Automatic Speech Recognition

By: Kevin Vegda
Posted: May 09, 2024

This is the first time I’ve worked on audio data for deep learning - here’s what I learned.

Audio deep learning has made certain tasks which required deep domain expertise quite trivial now. To carry out automatic speech recognition with ML a little over a decade ago, you’d have needed a linguistics expert who understands stuff like phonemes so that manually labeled data that has alignment between the audio and the transcription can be procured. This would then be fed into the ML model to train it to predict the transcription.

Now, we have algorithms like CTC - Connectionist Temporal Classification, which can automatically come up with the correct alignment between a visual sequence like a mel spectrogram of an audio or handwriting and text. This massively decreases the effort it takes for us to train ASR systems.

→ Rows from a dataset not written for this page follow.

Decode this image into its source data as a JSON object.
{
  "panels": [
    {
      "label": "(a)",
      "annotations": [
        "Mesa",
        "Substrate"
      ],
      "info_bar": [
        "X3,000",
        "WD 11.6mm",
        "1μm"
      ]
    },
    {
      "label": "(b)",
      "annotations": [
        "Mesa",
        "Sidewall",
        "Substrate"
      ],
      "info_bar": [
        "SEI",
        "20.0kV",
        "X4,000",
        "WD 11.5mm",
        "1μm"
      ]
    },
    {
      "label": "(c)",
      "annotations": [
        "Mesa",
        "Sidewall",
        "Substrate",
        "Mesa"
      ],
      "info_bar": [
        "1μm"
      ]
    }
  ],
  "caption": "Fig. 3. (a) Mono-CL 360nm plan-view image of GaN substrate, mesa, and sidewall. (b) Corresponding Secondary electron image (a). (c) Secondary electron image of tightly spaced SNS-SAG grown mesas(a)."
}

I trained one such system in PyTorch using two networks - a CNN that encodes the audio inputs we have into mel spectrograms that represent it in the time and frequency domain, and an RNN that decodes the encoded representation into text. We use CTC Loss to get combined decoding + alignment. It’s quite the feat.

I trained my model for ~1.5 hours on a GTX3090 with a fraction of the LibriSpeech datasets available on Torchaudio. The model went through 6 epochs in that time and was able to come up with something resembling the correct words in the transcription. A few more epochs and we’d have a pretty decent system. And all this with greedy decoding, which isn’t even the best approach, quality-wise. Beam search of the candidate transcriptions is supposed to give much better results and synergises well with CTC loss. That’s where we’re going next!